If you could only bring a single book to a secret island, which one would it be? On a residency in the south-east Asian archipelago, Peter Moosgaard chose what he believes is the document of an early cult: The Weimar Bauhaus. The founder Walter Gropius intended the movement as a secret lodge, from which a small circle were to spread the word about the new “faith of architecture” to the world. Kandinsky, Klee, Breuer and Itten were masters of esoteric rites, expressing a longing for the spiritual instead of the formal. The Bauhaus’ cultish nature is often mistaken as pragmatic modernism, like avant-gardes can easily be mistaken for tribes.
On a secret island with limited resources, a single book is the seed for new phenotypes of early western modernisms: a mutation of oceanic avant-garde emerges. As if modernism grew out of natural conditions rather than urban functionality. Bauhaus Ayoke documents the mutation of these ideas, the transformation of materials and the development of a new visual language. Using natural color extracts, coconut fiber and banana leaves, Peter Moosgaard reconstructed key pieces from the Bauhaus’ early history, retracing its history along an alternative space-time axis.
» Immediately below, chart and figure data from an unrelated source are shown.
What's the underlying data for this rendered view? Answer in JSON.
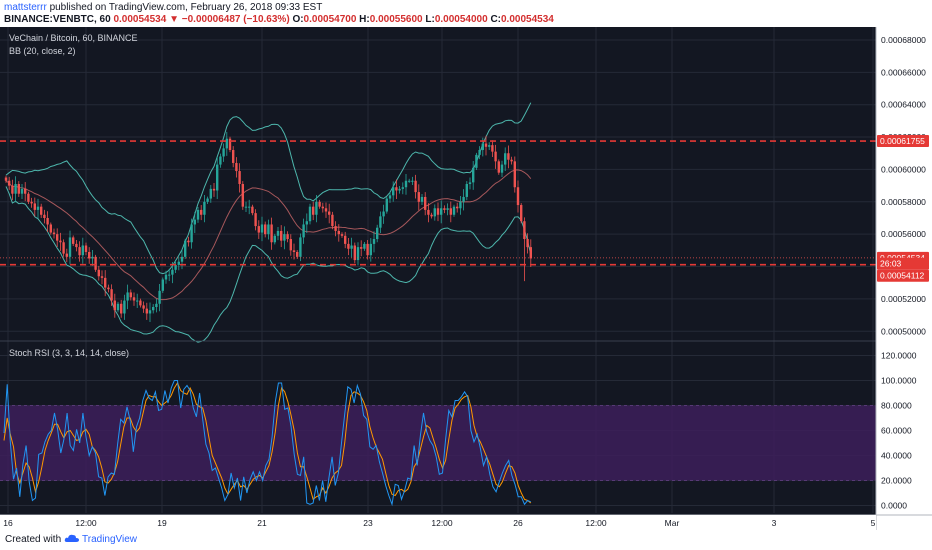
{
  "header": {
    "user": "mattsterrr",
    "published": "published on TradingView.com, February 26, 2018 09:33 EST",
    "symbol": "BINANCE:VENBTC, 60",
    "last": "0.00054534",
    "change": "−0.00006487 (−10.63%)",
    "open_label": "O:",
    "open": "0.00054700",
    "high_label": "H:",
    "high": "0.00055600",
    "low_label": "L:",
    "low": "0.00054000",
    "close_label": "C:",
    "close": "0.00054534"
  },
  "panel": {
    "title": "VeChain / Bitcoin, 60, BINANCE",
    "indicator": "BB (20, close, 2)",
    "lower_indicator": "Stoch RSI (3, 3, 14, 14, close)"
  },
  "footer": {
    "created_with": "Created with",
    "brand": "TradingView"
  },
  "colors": {
    "background": "#131722",
    "grid": "#252a37",
    "up": "#26a69a",
    "down": "#ef5350",
    "band": "#4db6ac",
    "basis": "#e57373",
    "level_line": "#e53935",
    "stoch_k": "#2196f3",
    "stoch_d": "#ff9800",
    "stoch_zone": "#3d1f5a"
  },
  "chart_data": [
    {
      "type": "candlestick",
      "title": "VeChain / Bitcoin, 60, BINANCE",
      "x_ticks": [
        "16",
        "12:00",
        "19",
        "21",
        "23",
        "12:00",
        "26",
        "12:00",
        "Mar",
        "3",
        "5"
      ],
      "y_ticks": [
        "0.00068000",
        "0.00066000",
        "0.00064000",
        "0.00062000",
        "0.00060000",
        "0.00058000",
        "0.00056000",
        "0.00054000",
        "0.00052000",
        "0.00050000"
      ],
      "ylim": [
        0.000494,
        0.000688
      ],
      "horizontal_levels": [
        0.00061755,
        0.00054112
      ],
      "price_labels": {
        "level_upper": "0.00061755",
        "last": "0.00054534",
        "timer": "26:03",
        "level_lower": "0.00054112"
      },
      "close_series": [
        0.000593,
        0.00059,
        0.000585,
        0.000591,
        0.000585,
        0.000588,
        0.000585,
        0.00058,
        0.000579,
        0.000575,
        0.000577,
        0.000572,
        0.00057,
        0.000566,
        0.000561,
        0.00056,
        0.000556,
        0.000555,
        0.000548,
        0.000546,
        0.000558,
        0.000554,
        0.000552,
        0.000547,
        0.000553,
        0.000549,
        0.000545,
        0.000546,
        0.000538,
        0.000534,
        0.000533,
        0.000527,
        0.000526,
        0.000519,
        0.000513,
        0.000517,
        0.000511,
        0.000519,
        0.000524,
        0.000521,
        0.000519,
        0.000519,
        0.000516,
        0.000514,
        0.000511,
        0.000513,
        0.000515,
        0.000517,
        0.000525,
        0.000532,
        0.000535,
        0.000535,
        0.000538,
        0.000541,
        0.000543,
        0.000546,
        0.000556,
        0.000555,
        0.000566,
        0.000569,
        0.000575,
        0.000572,
        0.00058,
        0.000582,
        0.000588,
        0.000587,
        0.000603,
        0.000608,
        0.000613,
        0.000619,
        0.000612,
        0.000604,
        0.000599,
        0.000591,
        0.000577,
        0.000577,
        0.000577,
        0.000573,
        0.000565,
        0.000561,
        0.000566,
        0.00056,
        0.000566,
        0.000555,
        0.000559,
        0.000562,
        0.000556,
        0.00056,
        0.000557,
        0.00055,
        0.000549,
        0.000546,
        0.000558,
        0.000566,
        0.000568,
        0.000577,
        0.000572,
        0.00058,
        0.000577,
        0.000576,
        0.000574,
        0.000572,
        0.000565,
        0.000562,
        0.00056,
        0.000559,
        0.000554,
        0.000551,
        0.000553,
        0.000544,
        0.000552,
        0.000551,
        0.000554,
        0.000547,
        0.000554,
        0.000557,
        0.000564,
        0.000571,
        0.000574,
        0.000582,
        0.000584,
        0.000589,
        0.000587,
        0.000588,
        0.000589,
        0.000593,
        0.000593,
        0.000593,
        0.000586,
        0.00058,
        0.000583,
        0.000575,
        0.000572,
        0.000571,
        0.000576,
        0.000572,
        0.000576,
        0.000575,
        0.000576,
        0.000572,
        0.000577,
        0.000576,
        0.00058,
        0.000583,
        0.000591,
        0.000592,
        0.000601,
        0.000609,
        0.000612,
        0.000616,
        0.000614,
        0.000615,
        0.000611,
        0.000605,
        0.000598,
        0.000603,
        0.00061,
        0.000606,
        0.000605,
        0.000589,
        0.000578,
        0.000568,
        0.000557,
        0.000552,
        0.000545
      ]
    },
    {
      "type": "line",
      "title": "Stoch RSI (3, 3, 14, 14, close)",
      "y_ticks": [
        "120.0000",
        "100.0000",
        "80.0000",
        "60.0000",
        "40.0000",
        "20.0000",
        "0.0000"
      ],
      "ylim": [
        -6,
        130
      ],
      "bands": [
        20,
        80
      ],
      "series": [
        {
          "values": [
            58,
            97,
            51,
            21,
            30,
            7,
            33,
            48,
            19,
            4,
            6,
            41,
            42,
            51,
            57,
            60,
            74,
            61,
            42,
            53,
            74,
            48,
            44,
            61,
            50,
            74,
            55,
            40,
            47,
            42,
            23,
            22,
            8,
            23,
            26,
            25,
            49,
            69,
            66,
            79,
            68,
            43,
            63,
            70,
            84,
            92,
            86,
            84,
            91,
            76,
            77,
            92,
            82,
            94,
            100,
            100,
            78,
            93,
            96,
            92,
            78,
            71,
            90,
            69,
            49,
            42,
            28,
            30,
            22,
            14,
            4,
            9,
            26,
            14,
            22,
            4,
            23,
            10,
            21,
            27,
            20,
            27,
            20,
            32,
            37,
            55,
            83,
            98,
            98,
            77,
            78,
            63,
            41,
            25,
            24,
            39,
            2,
            1,
            2,
            16,
            4,
            20,
            3,
            22,
            39,
            16,
            26,
            50,
            73,
            95,
            93,
            82,
            96,
            89,
            72,
            69,
            47,
            45,
            48,
            35,
            26,
            16,
            8,
            1,
            17,
            16,
            5,
            12,
            22,
            21,
            48,
            32,
            56,
            74,
            59,
            52,
            48,
            39,
            25,
            26,
            53,
            76,
            71,
            84,
            84,
            87,
            91,
            87,
            60,
            51,
            57,
            46,
            32,
            39,
            25,
            15,
            11,
            19,
            26,
            32,
            36,
            24,
            17,
            7,
            7,
            1,
            4,
            3
          ]
        },
        {
          "values": [
            52,
            70,
            57,
            47,
            26,
            18,
            26,
            34,
            31,
            22,
            11,
            19,
            31,
            44,
            52,
            58,
            65,
            65,
            59,
            54,
            59,
            60,
            56,
            52,
            53,
            59,
            61,
            57,
            47,
            44,
            39,
            30,
            19,
            18,
            21,
            26,
            35,
            49,
            63,
            70,
            70,
            63,
            59,
            62,
            73,
            84,
            88,
            87,
            87,
            83,
            80,
            82,
            84,
            88,
            94,
            98,
            92,
            90,
            89,
            94,
            89,
            81,
            79,
            78,
            68,
            54,
            40,
            34,
            28,
            22,
            14,
            9,
            13,
            17,
            20,
            15,
            16,
            13,
            17,
            21,
            23,
            24,
            22,
            27,
            32,
            43,
            59,
            80,
            94,
            91,
            83,
            72,
            60,
            42,
            31,
            31,
            23,
            14,
            5,
            7,
            8,
            14,
            10,
            15,
            22,
            26,
            28,
            32,
            50,
            74,
            88,
            91,
            90,
            88,
            83,
            76,
            63,
            54,
            47,
            42,
            37,
            26,
            16,
            9,
            8,
            12,
            13,
            11,
            13,
            19,
            31,
            35,
            45,
            55,
            64,
            62,
            54,
            46,
            37,
            30,
            36,
            53,
            68,
            78,
            81,
            85,
            87,
            88,
            79,
            64,
            55,
            51,
            45,
            39,
            33,
            25,
            17,
            15,
            19,
            26,
            32,
            31,
            26,
            16,
            10,
            5,
            4,
            2
          ]
        }
      ]
    }
  ]
}
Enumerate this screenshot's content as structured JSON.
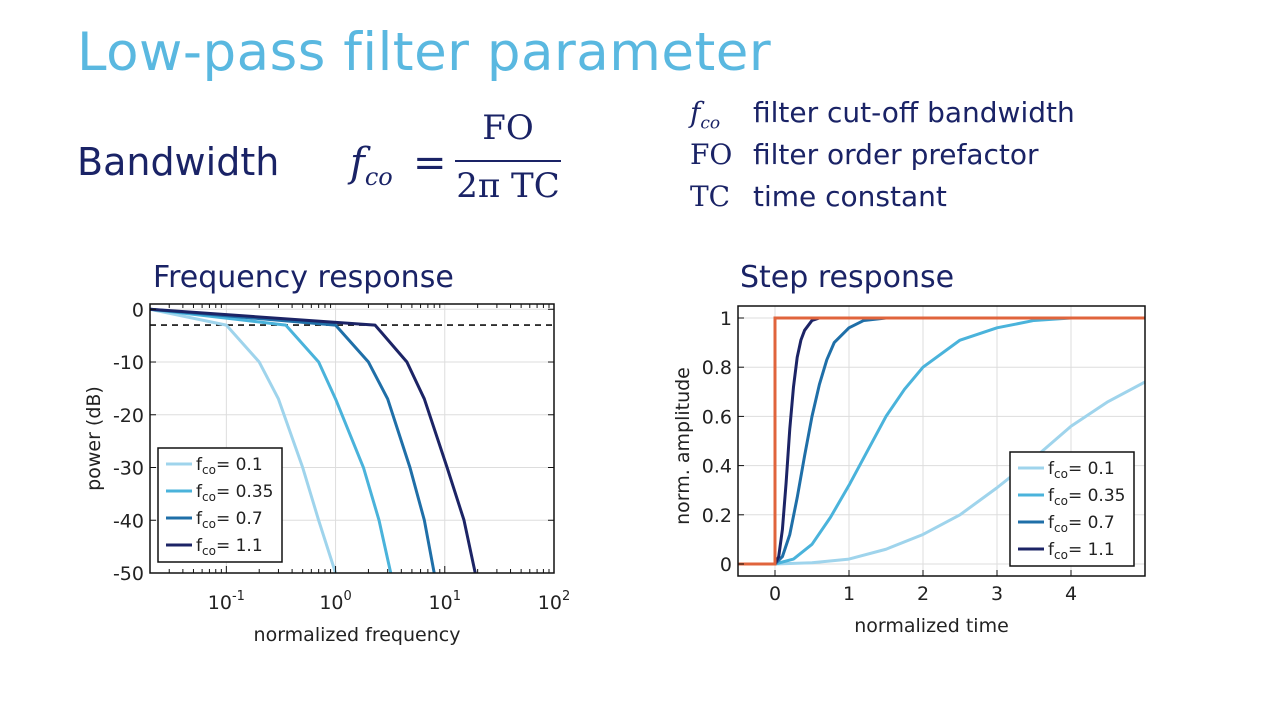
{
  "slide": {
    "title": "Low-pass filter parameter",
    "bandwidth_label": "Bandwidth",
    "formula": {
      "lhs_symbol": "f",
      "lhs_subscript": "co",
      "equals": "=",
      "numerator": "FO",
      "denominator": "2π TC"
    },
    "definitions": [
      {
        "symbol": "f",
        "subscript": "co",
        "italic": true,
        "text": "filter cut-off bandwidth"
      },
      {
        "symbol": "FO",
        "subscript": "",
        "italic": false,
        "text": "filter order prefactor"
      },
      {
        "symbol": "TC",
        "subscript": "",
        "italic": false,
        "text": "time constant"
      }
    ]
  },
  "colors": {
    "title": "#5ab8e0",
    "text": "#1a2366",
    "series": [
      "#9fd4ec",
      "#4ab3db",
      "#1f6fa8",
      "#1c2466"
    ],
    "step_input": "#e0643c"
  },
  "chart_data": [
    {
      "type": "line",
      "title": "Frequency response",
      "xlabel": "normalized frequency",
      "ylabel": "power (dB)",
      "xscale": "log",
      "xlim": [
        0.02,
        100
      ],
      "ylim": [
        -50,
        1
      ],
      "xticks": [
        {
          "value": 0.1,
          "base": "10",
          "exp": "-1"
        },
        {
          "value": 1,
          "base": "10",
          "exp": "0"
        },
        {
          "value": 10,
          "base": "10",
          "exp": "1"
        },
        {
          "value": 100,
          "base": "10",
          "exp": "2"
        }
      ],
      "yticks": [
        0,
        -10,
        -20,
        -30,
        -40,
        -50
      ],
      "grid": true,
      "reference_line": {
        "y": -3,
        "style": "dashed"
      },
      "legend_position": "bottom-left",
      "series": [
        {
          "legend_prefix": "f",
          "legend_sub": "co",
          "legend_suffix": "= 0.1",
          "fco": 0.1,
          "x": [
            0.02,
            0.1,
            0.2,
            0.3,
            0.5,
            0.7,
            1.0
          ],
          "y": [
            0,
            -3,
            -10,
            -17,
            -30,
            -40,
            -50
          ]
        },
        {
          "legend_prefix": "f",
          "legend_sub": "co",
          "legend_suffix": "= 0.35",
          "fco": 0.35,
          "x": [
            0.02,
            0.35,
            0.7,
            1.0,
            1.8,
            2.5,
            3.2
          ],
          "y": [
            0,
            -3,
            -10,
            -17,
            -30,
            -40,
            -50
          ]
        },
        {
          "legend_prefix": "f",
          "legend_sub": "co",
          "legend_suffix": "= 0.7",
          "fco": 0.7,
          "x": [
            0.02,
            1.0,
            2.0,
            3.0,
            4.8,
            6.5,
            8.0
          ],
          "y": [
            0,
            -3,
            -10,
            -17,
            -30,
            -40,
            -50
          ]
        },
        {
          "legend_prefix": "f",
          "legend_sub": "co",
          "legend_suffix": "= 1.1",
          "fco": 1.1,
          "x": [
            0.02,
            2.3,
            4.5,
            6.5,
            10.5,
            15.0,
            19.0
          ],
          "y": [
            0,
            -3,
            -10,
            -17,
            -30,
            -40,
            -50
          ]
        }
      ]
    },
    {
      "type": "line",
      "title": "Step response",
      "xlabel": "normalized time",
      "ylabel": "norm. amplitude",
      "xlim": [
        -0.5,
        5
      ],
      "ylim": [
        0,
        1
      ],
      "xticks": [
        0,
        1,
        2,
        3,
        4
      ],
      "yticks": [
        0,
        0.2,
        0.4,
        0.6,
        0.8,
        1
      ],
      "grid": true,
      "legend_position": "bottom-right",
      "input_step": {
        "x": [
          -0.5,
          0,
          0,
          5
        ],
        "y": [
          0,
          0,
          1,
          1
        ]
      },
      "series": [
        {
          "legend_prefix": "f",
          "legend_sub": "co",
          "legend_suffix": "= 0.1",
          "fco": 0.1,
          "x": [
            0,
            0.5,
            1.0,
            1.5,
            2.0,
            2.5,
            3.0,
            3.5,
            4.0,
            4.5,
            5.0
          ],
          "y": [
            0,
            0.005,
            0.02,
            0.06,
            0.12,
            0.2,
            0.31,
            0.43,
            0.56,
            0.66,
            0.74
          ]
        },
        {
          "legend_prefix": "f",
          "legend_sub": "co",
          "legend_suffix": "= 0.35",
          "fco": 0.35,
          "x": [
            0,
            0.25,
            0.5,
            0.75,
            1.0,
            1.25,
            1.5,
            1.75,
            2.0,
            2.5,
            3.0,
            3.5,
            4.0,
            5.0
          ],
          "y": [
            0,
            0.02,
            0.08,
            0.19,
            0.32,
            0.46,
            0.6,
            0.71,
            0.8,
            0.91,
            0.96,
            0.99,
            1.0,
            1.0
          ]
        },
        {
          "legend_prefix": "f",
          "legend_sub": "co",
          "legend_suffix": "= 0.7",
          "fco": 0.7,
          "x": [
            0,
            0.1,
            0.2,
            0.3,
            0.4,
            0.5,
            0.6,
            0.7,
            0.8,
            1.0,
            1.2,
            1.5,
            2.0,
            5.0
          ],
          "y": [
            0,
            0.03,
            0.12,
            0.27,
            0.44,
            0.6,
            0.73,
            0.83,
            0.9,
            0.96,
            0.99,
            1.0,
            1.0,
            1.0
          ]
        },
        {
          "legend_prefix": "f",
          "legend_sub": "co",
          "legend_suffix": "= 1.1",
          "fco": 1.1,
          "x": [
            0,
            0.05,
            0.1,
            0.15,
            0.2,
            0.25,
            0.3,
            0.35,
            0.4,
            0.5,
            0.6,
            0.8,
            1.0,
            5.0
          ],
          "y": [
            0,
            0.03,
            0.14,
            0.33,
            0.55,
            0.72,
            0.84,
            0.91,
            0.95,
            0.99,
            1.0,
            1.0,
            1.0,
            1.0
          ]
        }
      ]
    }
  ]
}
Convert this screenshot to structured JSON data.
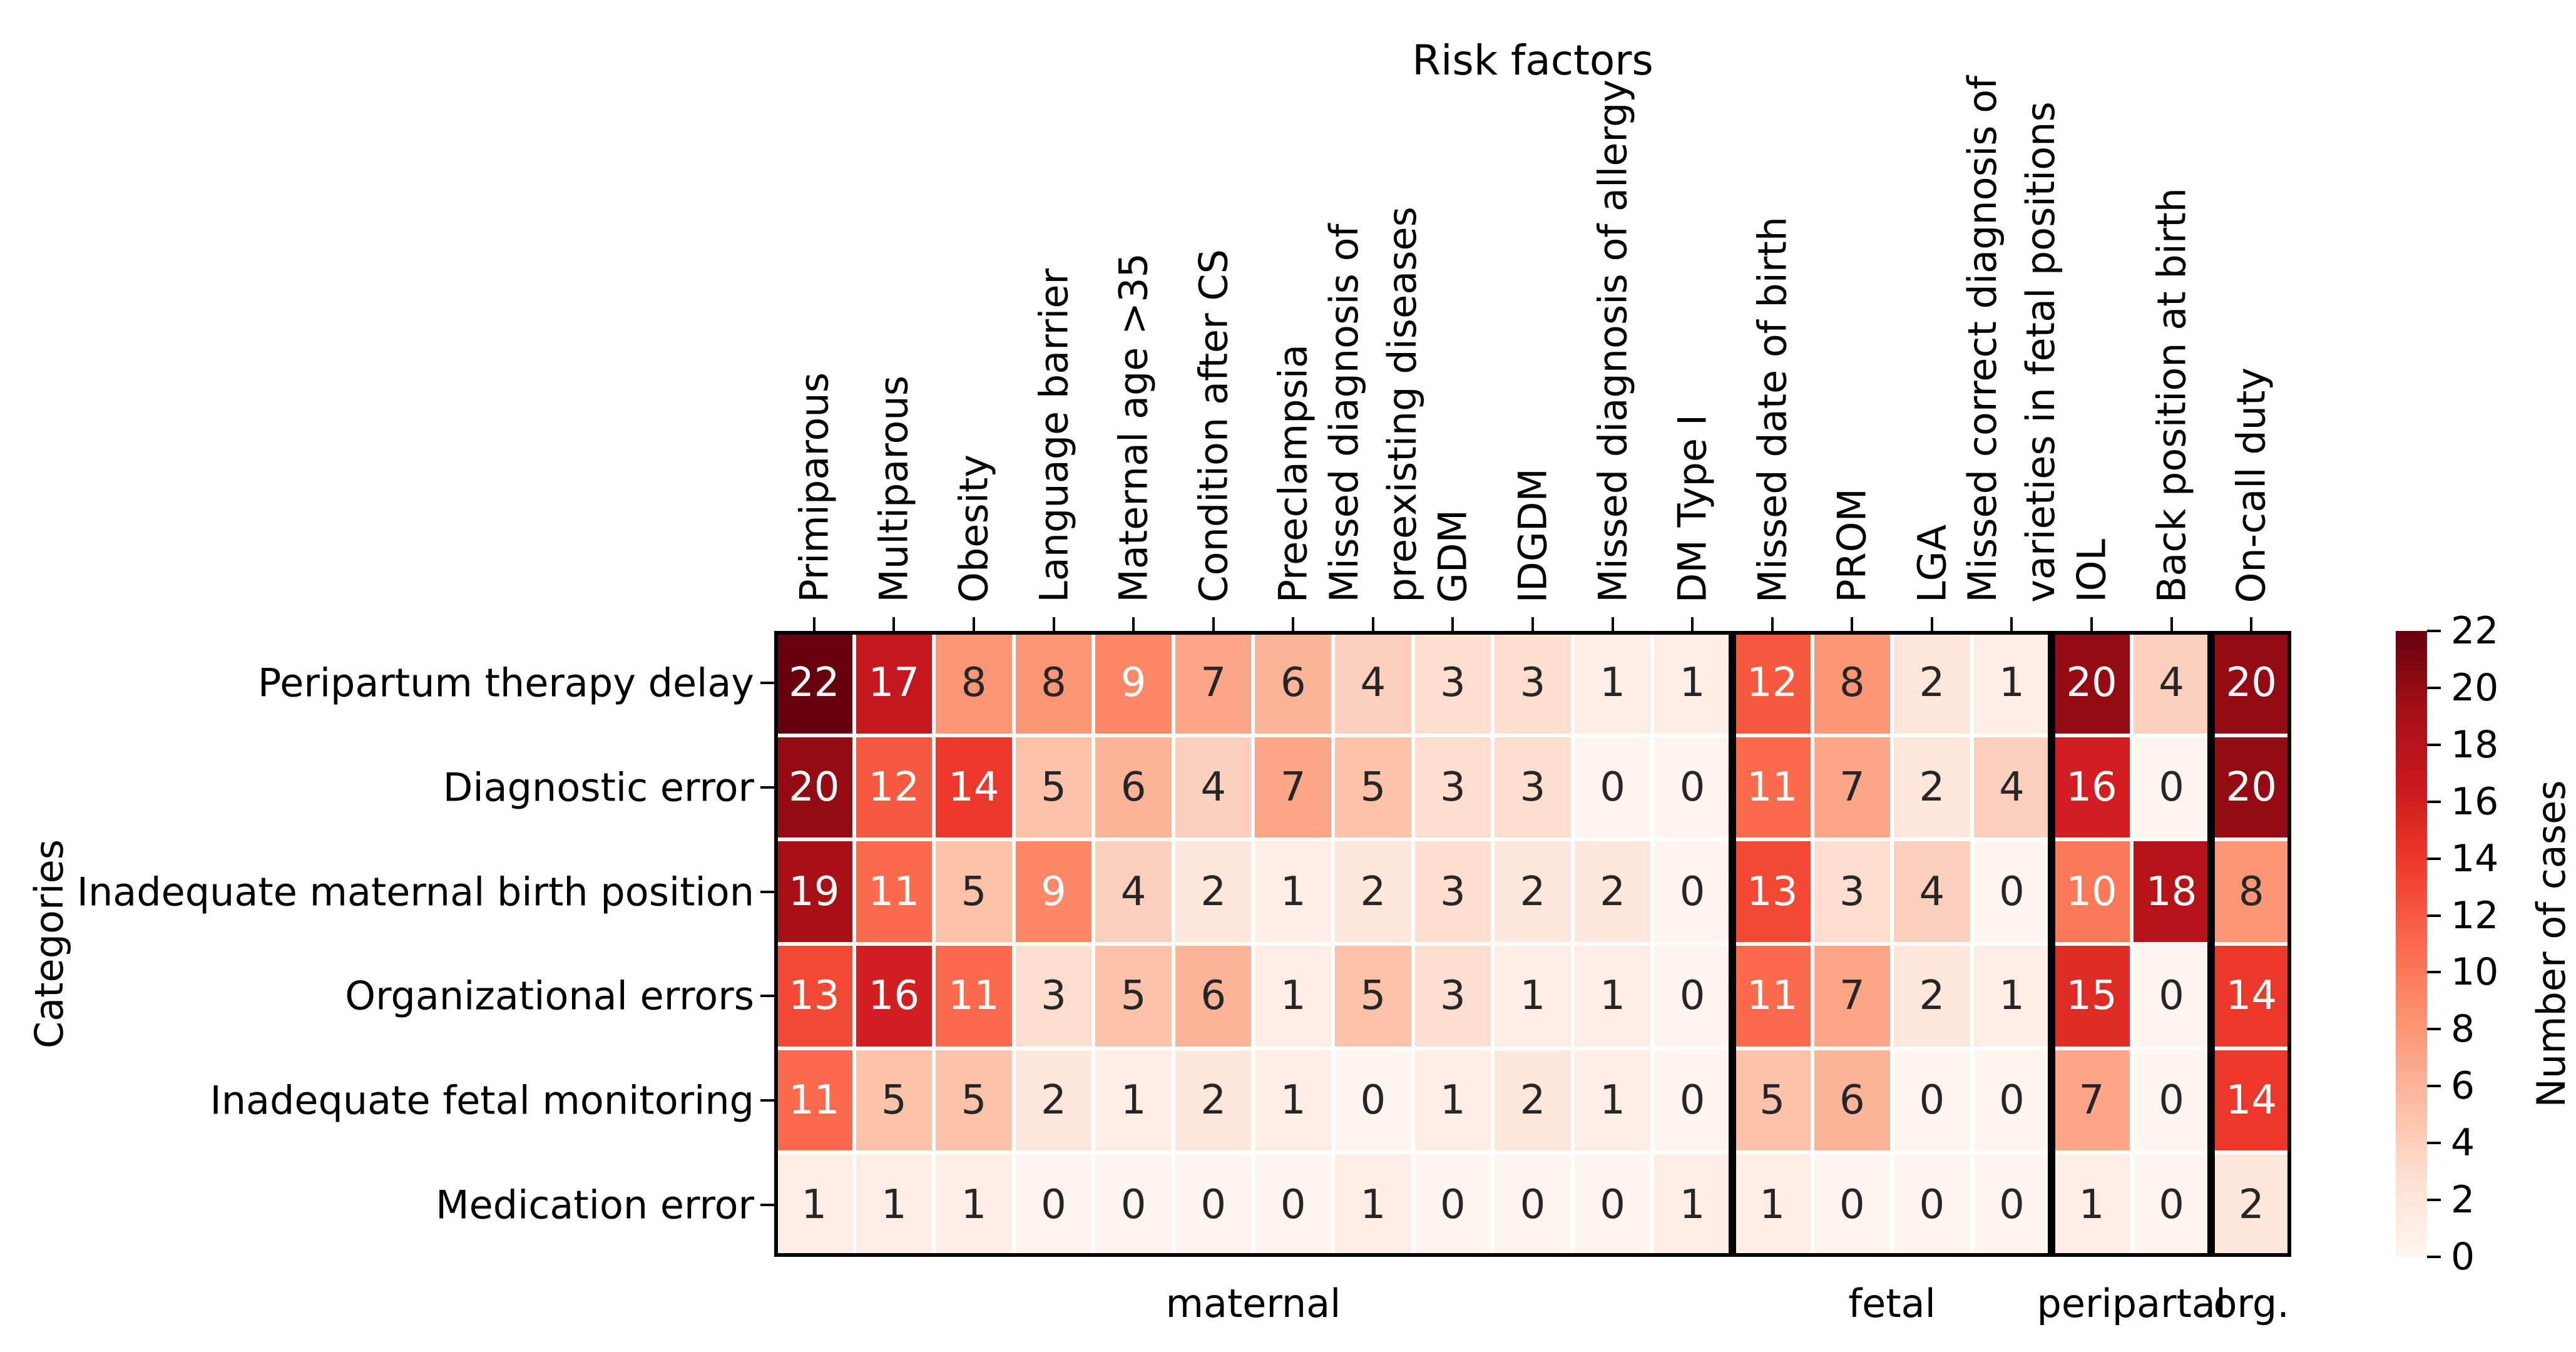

At the Palais des Beaux Arts, this oceanic version of “Bauhaus Ayoke” published by the Palais de Beaux Arts is a completely transformed version of the MoMa publication (Hardcover, 344 pages), a shamanic re-work of its contents, collaged with botanica, notes, documentation footage and painting. It was physically transformed into a different book on the journey, leaving sand between the pages, the charm “lumay” from Siquijor Island, a new cover made from coconut fiber and project documentation of alternate modernist designs.